Wilbur_Nether, this case is about only one thing. MONEY and who gets it. I again ask the question....just how much is enough? How much money will it take to get the job done? How many years will it take? Where is the money going to come from? Who do you expect to pay the bills? Why is it when it is someone else's money, Katy bar the doors? I work very hard for my money and I don't like turning it over to people that don't know the first thing about running a business which is exactly what education is. The administrators in the school districts have education degrees, not business degrees! Good grief! You sound like a sore loser today!

Wilbur_Nether 11 years, 11 months ago

"Wilbur_Nether sounds like a lawyer representing the school districts!," MWIV exclaimed, following it up with "How much do you charge per hour?"

Which I'm sure MWIV believes is very clever, indeed. I am neither an attorney, nor am I associated with the educational profession. I had no more or less stake in today's decision than I suspect MWIV had, and neither won nore lost. I am, however, a citizen; a taxpayer; a voter; and a person with thoughts, ideas, and opinions that are relevant to the topic.

Oh, and answering your other question. The money is enough when it meets the criteria of "suitable provision" under the Constitution. That criteria is the responsbility of the legislature: Clearly, $756 million within a four-year period is enough.

MWIV 11 years, 11 months ago

Why is $756 million enough? Why not $760 million? And how about next year? And the year after that? This is not a question that can be answered via a consitutional intrepretation! Define "suitable provision"! Why not answer the question! Will a billion dollars a year guarantee us all that all high school graduates will be able to read and write at high school levels and be able to continue their education at the college level and come out, get a job and be prepared to deal the the realities of life? That is certainly more than what you think. If your answer is "yes", let's do it and see! Can I expect a refund of my tax dollars if it doesn't happen? Somehow I doubt it.

I think you are in education and not the legal profession. I also believe you are close to this decision and are not happy about it. I sorry your day was ruined. Frankly, I think enough is enough.

I feel as a parent if my children grow up and do not become a burden on society, ie: not in trouble with the law and not drawing some form of government subsidy of any kind and they are happy with their lives and contributing to the betterment of society, I have suceeded as a parent. I guess I have failed along the way by not keeping tabs on just how much money that cost. If I had then we could have presented that number to the court and be done with this. My kids meet all of the above.

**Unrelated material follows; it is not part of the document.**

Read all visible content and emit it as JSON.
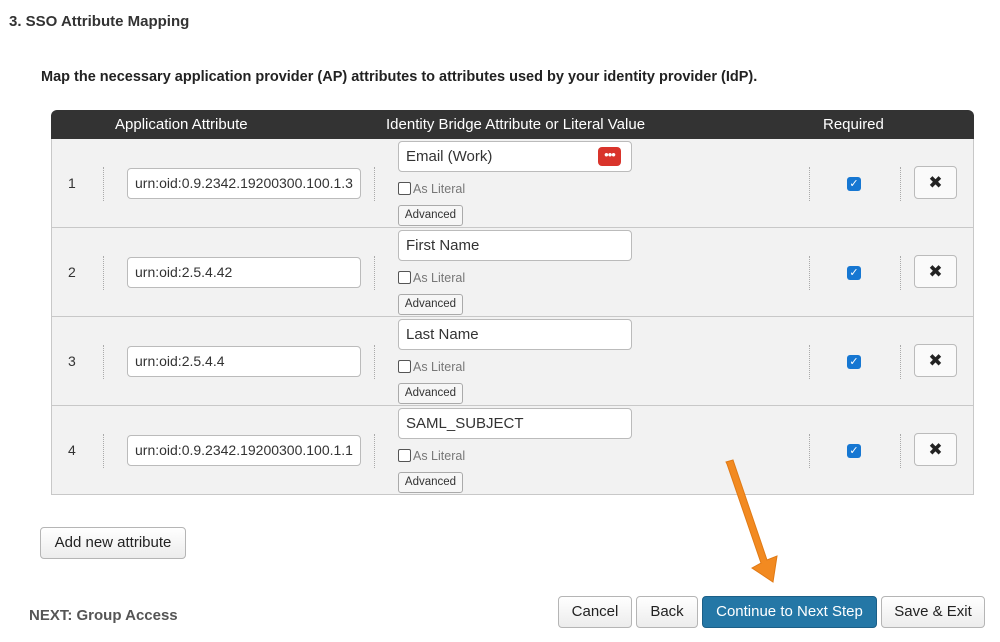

dizzy_from_your_spin 11 years, 11 months ago

Just watch See-bill-us try to spin this to her advantage this Fall. She didn't introduce the approved funding bill, she didn't lobby for it and she signed it while deriding it as insufficient. What a phony.

Apparently the Supreme Court doesn't put much stock in it's own authority. If the convicted drunk driver stays sober 6 out 7 days, wouldn't he be "substantially compliant"?

By the way CJ Kay, your job is to uphold the constitution--there are plenty others charged with looking out for the children of Kansas. Political spin from the SC. I'm surprised the unprecedented announcement wasn't in front of school children.